Cat or dog, it doesn't matter: the benefits of pets in retirement can be huge
Do you prefer cats to dogs? Would you rather have a rabbit or a budgie? Or perhaps you've always wanted a slightly more exotic pet, like a snake or even a tarantula?
Whether animals have always been part of your family or you've never had a pet before, the benefits of keeping one during your retirement can be huge, providing you with a new interest, as well as boosting both your physical and mental health (more on this later).
Some people wait until their children have left home to get a furry - or scaly or feathered - companion, while others feel they need an extra presence in their house after their partner has passed away.
Understandably, it can be a wrench for people to leave their pet behind when they move into a smaller or assisted home in their retirement, but there is an increasing trend for people to take their animal companions with them when they move to a new retirement property.
Moving into a retirement home doesn't have to mean separation
The Telegraph recently published a report looking at the growing trend for retirement complexes to be pet-friendly, with sites including Charters Village in East Grinstead, Mid Sussex and Richmond Villages in Witney, Oxfordshire offering such facilities.
With open green spaces where they can walk their dogs, cat flaps for feline friends and even pet-sitting services for when residents are away, these retirement villages allow people to remain with their beloved pets even when they can no longer stay in their own home. This means that there is immediately a piece of their old life in their new surroundings, helping them to settle quicker, while enabling them to keep experiencing the myriad benefits of owning a pet in later life.
Peggy Zive, an 85-year-old resident at Charters Village, explained that she chose her new home because it allowed her to bring her beloved parrot George with her.
She told the Telegraph: "He's the love of my life. I chose this apartment because it's open-plan. There's lots of space for him if I let him out of his cage and it has big windows with lovely views he can enjoy."
Richmond Villages resident Beryl Evans, who has a cavalier King Charles spaniel named Sophie, explained that staff at the complex often helped to look after her pet pooch while she was visiting her husband in hospital, meaning she didn't have extra worries.
Mrs Evans explained: "We moved here so we could have a ground floor apartment with outside access for Sophie and be close to lovely walks. She has settled in so well and because she is well-behaved, I can take her into the communal areas.
"I wouldn't be without her. There are two other dog owners who we meet up with, so we have made friends through her too."
Having a reason to get out and about and speak to others is one benefit of owning a pet in retirement, but what other advantages can it bring?
The physical health benefits of pet ownership
We all know that doing more exercise will help to reduce our risk of developing obesity and heart disease, with walking the dog and playing a game of fetch a great way to get some fresh air, gentle exercise and a chance to spend valuable time with your pet.
But were you aware that owning a pet could boost your chance of survival after a heart attack? This is according to a study carried out in the US several years ago, which found that the average survival rate one year after a heart attack was 72 per cent, but this rose to 94 per cent among pet owners.
What's more, the Royal College of Nursing (RCN) in the UK has announced that it will be encouraging more animals to be allowed on to hospital wards to visit their owners in the future, due to the wellbeing boost this can provide.
This call comes after the RCN carried out a survey that found 82 per cent of nurses believe animal interaction can help patients to be more physically active while they are in hospital and 60 per cent think spending time with their beloved pet can actually boost a person's recovery.

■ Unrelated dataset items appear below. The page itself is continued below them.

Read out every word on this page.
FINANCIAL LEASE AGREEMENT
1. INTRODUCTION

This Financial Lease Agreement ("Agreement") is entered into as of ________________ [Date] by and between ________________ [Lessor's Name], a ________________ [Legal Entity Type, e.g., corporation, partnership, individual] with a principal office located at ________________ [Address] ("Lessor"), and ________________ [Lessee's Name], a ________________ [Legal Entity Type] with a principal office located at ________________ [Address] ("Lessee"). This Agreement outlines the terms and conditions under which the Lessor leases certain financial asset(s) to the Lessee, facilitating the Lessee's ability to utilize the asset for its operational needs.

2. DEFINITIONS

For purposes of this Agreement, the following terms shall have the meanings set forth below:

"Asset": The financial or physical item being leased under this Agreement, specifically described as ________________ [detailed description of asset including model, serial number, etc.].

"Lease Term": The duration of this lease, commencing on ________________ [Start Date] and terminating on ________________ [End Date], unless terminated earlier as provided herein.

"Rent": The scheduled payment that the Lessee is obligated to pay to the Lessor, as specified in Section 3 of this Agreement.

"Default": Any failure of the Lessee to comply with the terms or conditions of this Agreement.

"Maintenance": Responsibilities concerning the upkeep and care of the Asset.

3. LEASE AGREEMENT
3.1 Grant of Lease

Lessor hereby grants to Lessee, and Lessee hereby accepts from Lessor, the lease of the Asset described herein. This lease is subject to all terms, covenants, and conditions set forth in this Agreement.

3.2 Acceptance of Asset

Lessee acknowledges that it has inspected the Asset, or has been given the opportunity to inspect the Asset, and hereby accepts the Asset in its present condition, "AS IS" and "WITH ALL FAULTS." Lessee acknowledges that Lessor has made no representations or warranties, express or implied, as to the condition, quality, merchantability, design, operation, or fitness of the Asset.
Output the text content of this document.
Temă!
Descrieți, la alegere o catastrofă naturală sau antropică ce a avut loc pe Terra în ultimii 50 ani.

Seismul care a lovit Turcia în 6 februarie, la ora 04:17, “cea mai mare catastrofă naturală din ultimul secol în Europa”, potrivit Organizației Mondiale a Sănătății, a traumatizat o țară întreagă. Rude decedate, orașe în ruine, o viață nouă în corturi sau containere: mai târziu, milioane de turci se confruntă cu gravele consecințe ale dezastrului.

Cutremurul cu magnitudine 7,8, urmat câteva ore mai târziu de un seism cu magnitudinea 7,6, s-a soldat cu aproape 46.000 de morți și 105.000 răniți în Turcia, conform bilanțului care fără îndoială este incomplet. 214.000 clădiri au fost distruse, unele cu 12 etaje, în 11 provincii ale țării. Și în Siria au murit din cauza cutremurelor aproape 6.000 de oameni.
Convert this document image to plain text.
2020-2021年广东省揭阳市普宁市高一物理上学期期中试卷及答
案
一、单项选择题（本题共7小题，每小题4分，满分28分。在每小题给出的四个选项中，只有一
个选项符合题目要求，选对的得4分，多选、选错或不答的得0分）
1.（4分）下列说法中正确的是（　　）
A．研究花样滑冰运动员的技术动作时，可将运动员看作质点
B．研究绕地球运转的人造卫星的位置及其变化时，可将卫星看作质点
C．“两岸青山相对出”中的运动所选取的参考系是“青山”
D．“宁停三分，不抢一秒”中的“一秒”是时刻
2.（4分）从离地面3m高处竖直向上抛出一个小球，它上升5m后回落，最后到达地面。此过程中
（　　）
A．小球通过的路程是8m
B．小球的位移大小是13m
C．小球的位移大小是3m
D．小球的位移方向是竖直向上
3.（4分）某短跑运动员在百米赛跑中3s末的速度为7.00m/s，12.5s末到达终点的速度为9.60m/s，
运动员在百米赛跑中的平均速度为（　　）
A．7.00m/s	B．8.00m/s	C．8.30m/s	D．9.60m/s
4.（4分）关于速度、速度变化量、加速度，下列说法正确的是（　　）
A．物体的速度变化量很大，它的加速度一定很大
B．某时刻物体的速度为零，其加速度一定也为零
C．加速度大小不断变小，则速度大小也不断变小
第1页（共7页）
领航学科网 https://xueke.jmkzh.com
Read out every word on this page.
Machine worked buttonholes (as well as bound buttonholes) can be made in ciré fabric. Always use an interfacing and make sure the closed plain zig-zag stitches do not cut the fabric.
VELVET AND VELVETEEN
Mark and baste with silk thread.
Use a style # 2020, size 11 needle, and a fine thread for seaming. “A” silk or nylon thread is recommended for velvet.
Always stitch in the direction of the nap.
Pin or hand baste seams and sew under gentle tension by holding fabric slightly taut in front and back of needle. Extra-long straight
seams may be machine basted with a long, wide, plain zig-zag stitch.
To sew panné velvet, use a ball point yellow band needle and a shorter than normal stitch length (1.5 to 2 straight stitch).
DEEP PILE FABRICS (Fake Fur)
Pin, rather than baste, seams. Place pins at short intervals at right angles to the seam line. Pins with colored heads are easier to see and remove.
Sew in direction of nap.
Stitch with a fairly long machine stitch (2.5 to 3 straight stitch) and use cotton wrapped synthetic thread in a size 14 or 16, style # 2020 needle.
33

Speaking to the Telegraph, Amanda Cheesley, professional lead for long-term conditions at the RCN, explained: "If a patient is phobic of needles, it can help if their dog could go down with them to the operating theatre and be there at the point before they have their injection.
"Clearly, you can't allow dogs on to the beds or to wander from room to room, you need to make sure they have had their innoculations, but it should be possible to bring more animals into healthcare settings."
What mental health benefits can owning a pet bring?
It is not just physical health benefits that pet ownership can provide, as having an animal friend around the house can also bring about a boost to people's mental wellbeing. The companionship of a pet can help to combat loneliness and bring comfort to people who have lost their partner or who have always lived alone and no longer get out to see others at work every day.
There are even studies showing the calming benefits that stroking a cat can have for people who suffer from anxiety and depression, meaning the advantages of owning a pet in retirement are pretty much endless.